Users who use the social recovery function usually need to set up a guardian during or after the wallet creation process and reach a certain guardian verification threshold, such as 2 out of 3 guardians, to log in or recover the wallet. This process is often called multi-factor authentication.
Social recovery is currently a popular research direction for account abstraction. Wallets that have implemented social recovery include Argent Wallet, Loopring Wallet and UniPass.
Intent Transaction
Intent is a set of signed declarative constraints that allow users to outsource transaction creation to a third party without giving up full control over the transaction. Simply put, if a transaction specifies "how" to perform an operation, then the intent defines "what the expected result of the operation is."
Intent transaction uses the wallet client as the intent layer, allowing users to express their intentions and complete the process from intent to UserOperation.
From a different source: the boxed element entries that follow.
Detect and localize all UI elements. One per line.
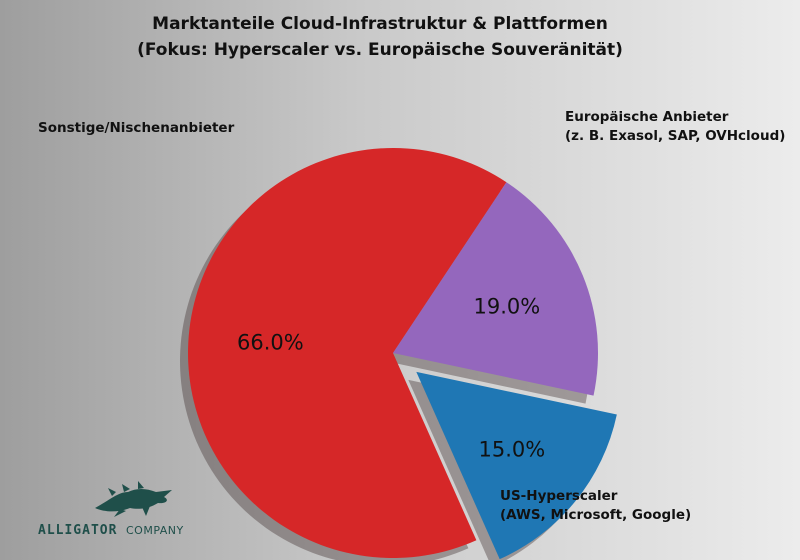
pie-slice-0 xyxy=(188,147,507,558)
chart-subtitle: (Fokus: Hyperscaler vs. Europäische Souv… xyxy=(137,40,623,60)
percent-labels: 66.0% 19.0% 15.0% xyxy=(237,295,545,462)
slice-category-label-line: Europäische Anbieter xyxy=(565,109,729,125)
category-labels: US-Hyperscaler (AWS, Microsoft, Google) So… xyxy=(38,109,785,523)
slice-percent-label-0: 66.0% xyxy=(237,331,304,355)
logo-sub-text: COMPANY xyxy=(126,524,184,537)
pie-slices xyxy=(188,147,617,560)
pie-slice-2 xyxy=(416,371,617,560)
alligator-company-logo: ALLIGATOR COMPANY xyxy=(38,481,184,538)
slice-category-label-0: US-Hyperscaler (AWS, Microsoft, Google) xyxy=(500,488,691,523)
slice-category-label-1: Sonstige/Nischenanbieter xyxy=(38,120,235,136)
slice-category-label-2: Europäische Anbieter (z. B. Exasol, SAP, … xyxy=(565,109,785,144)
pie-slice-1 xyxy=(393,182,599,396)
logo-main-text: ALLIGATOR xyxy=(38,523,117,538)
slice-percent-label-2: 15.0% xyxy=(479,437,546,461)
alligator-icon xyxy=(95,481,172,517)
slice-percent-label-1: 19.0% xyxy=(474,295,541,319)
slice-category-label-line: Sonstige/Nischenanbieter xyxy=(38,120,235,136)
chart-title: Marktanteile Cloud-Infrastruktur & Platt… xyxy=(152,14,608,34)
slice-category-label-line: (AWS, Microsoft, Google) xyxy=(500,507,691,523)
slice-category-label-line: (z. B. Exasol, SAP, OVHcloud) xyxy=(565,128,785,144)
slice-category-label-line: US-Hyperscaler xyxy=(500,488,618,504)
Currently, there are only some experimental projects for intent transaction. Whether it is natural language input of intent, or disassembling goals, calculating optimal paths and executing operations, AI can play its advantages. It is expected to become one of the scenarios for blockchain combined with AI.
Device Account
Device Account (DA) is a technology that uses the hardware security module on the user's modern computing devices (such as PCs, mobile phones, tablets, etc.) to manage user keys and wallet accounts.
Device accounts rely on passwordless authentication technology Passkey/WebAuthn, which is more convenient and safer than traditional authentication methods:
Protected by the devices that store them, using biometrics as an additional security guarantee, no password is required;
Can be seamlessly synchronized between multiple devices such as mobile phones and computers through Airdrop/Bluetooth, solving single point of failure;
Can log in securely across devices, scan the code with the phone and then log in to the web page through biometrics, improving the user experience.
Summary
As one of the essential tools for participants in the crypto market, wallets occupy a very important position in the field of infrastructure. In the future, the importance of wallet entrances will surpass trading platforms and become a gathering place for Web3 traffic and one of the infrastructures of the metaverse.
While supporting payment and transfer, all DApps are integrated into the wallet, and project developers and users can gather in large numbers to form a new generation of Internet ecosystem based on blockchain technology. In this ecosystem, all online operations of users can be performed through the wallet, including social networking, short video browsing, shopping, ordering food, taxis, and traveling. The wallet will truly become the "Alipay" in Web3.